Why was Japanese school so important and what roles did language education play in the community?
Caveats
A couple of historical factors need to be fleshed out. The first is prewar Canada’s approach to difference and diversity. Living in the late 2010s, we are aware that Canada is a country avowing to stand by the values of inclusion and diversity, even as entrenched prejudice and discrimination remain to marginalize people based on their race and social backgrounds. Canadian multiculturalism is a postwar construction that can’t be taken for granted. Prewar Canada was diverse and plural, too, but it was a society organized by codified and pervasive forms of discrimination and oppression. As white settlers dominated political processes, they took land away from First Peoples, crushing their communities, maiming their intricate relations to the environment and resources, and subjecting them to the laws of the settler regime that undermined their rights and interests. Unfair restrictions were imposed upon the entry of migrants from Asia to safeguard white interests, and as a general rule, people of colour were barred from political participation with the denial of the franchise. At the pinnacle of the racialized order were the British, but arguably, there were strands of ideas akin to multiculturalism. Canadian society was a “mosaic,” it was said. But that really meant diversity among peoples of European descent. [5]

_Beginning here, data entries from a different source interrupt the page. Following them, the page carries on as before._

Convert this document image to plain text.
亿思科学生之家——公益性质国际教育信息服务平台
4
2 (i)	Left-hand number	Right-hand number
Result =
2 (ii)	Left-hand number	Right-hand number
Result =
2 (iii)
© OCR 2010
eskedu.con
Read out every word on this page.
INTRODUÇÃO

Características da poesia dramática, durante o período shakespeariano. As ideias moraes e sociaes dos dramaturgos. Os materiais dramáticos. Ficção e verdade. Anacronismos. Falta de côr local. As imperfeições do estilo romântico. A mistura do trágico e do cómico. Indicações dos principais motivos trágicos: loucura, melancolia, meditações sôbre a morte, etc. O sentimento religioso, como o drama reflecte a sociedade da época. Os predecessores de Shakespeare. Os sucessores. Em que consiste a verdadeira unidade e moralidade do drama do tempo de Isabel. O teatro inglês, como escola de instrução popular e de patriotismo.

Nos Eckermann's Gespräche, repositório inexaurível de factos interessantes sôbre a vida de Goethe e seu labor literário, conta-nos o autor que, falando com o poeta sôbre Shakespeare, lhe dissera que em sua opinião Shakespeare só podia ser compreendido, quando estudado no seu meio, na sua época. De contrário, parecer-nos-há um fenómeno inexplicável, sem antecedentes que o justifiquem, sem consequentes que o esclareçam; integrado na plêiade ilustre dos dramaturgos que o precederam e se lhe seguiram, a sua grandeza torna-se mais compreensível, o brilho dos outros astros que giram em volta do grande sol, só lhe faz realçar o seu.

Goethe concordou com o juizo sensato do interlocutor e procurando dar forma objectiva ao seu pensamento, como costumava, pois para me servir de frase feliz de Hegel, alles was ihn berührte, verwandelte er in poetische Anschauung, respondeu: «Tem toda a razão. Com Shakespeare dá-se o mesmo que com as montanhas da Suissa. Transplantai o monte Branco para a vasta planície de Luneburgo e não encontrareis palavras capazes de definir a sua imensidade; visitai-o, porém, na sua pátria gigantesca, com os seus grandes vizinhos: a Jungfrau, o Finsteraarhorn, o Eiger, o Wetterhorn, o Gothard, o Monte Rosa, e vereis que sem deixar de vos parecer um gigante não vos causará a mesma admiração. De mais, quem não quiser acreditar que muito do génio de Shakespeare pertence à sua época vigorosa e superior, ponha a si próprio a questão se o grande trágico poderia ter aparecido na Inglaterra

Second, the way Japanese migrants expressed themselves in the prewar era differs from how their descendants do in our time. Issei wrote and talked in Japanese, and concepts and ideas they evoked were rooted in the cultural norms of Japanese modernity. To generalize, whereas Japanese Canadians since the latter half of twentieth century have come to assert themselves primarily as Canadians with Japanese background, their predecessors, especially Issei, tended to think of themselves as Japanese members of a plural Canadian society. They sought integration into the social fabric of their adoptive country without compromising their Japaneseness. One specialist of Japanese-American history observes that in prewar “Japanese America,” the sense of belonging was not singular or exclusive but “eclectic.” [6] This characterization applies to the Nikkei community north of the border. Rigid ideas about the nation prevent us from coming to terms with their identities and subjective positions.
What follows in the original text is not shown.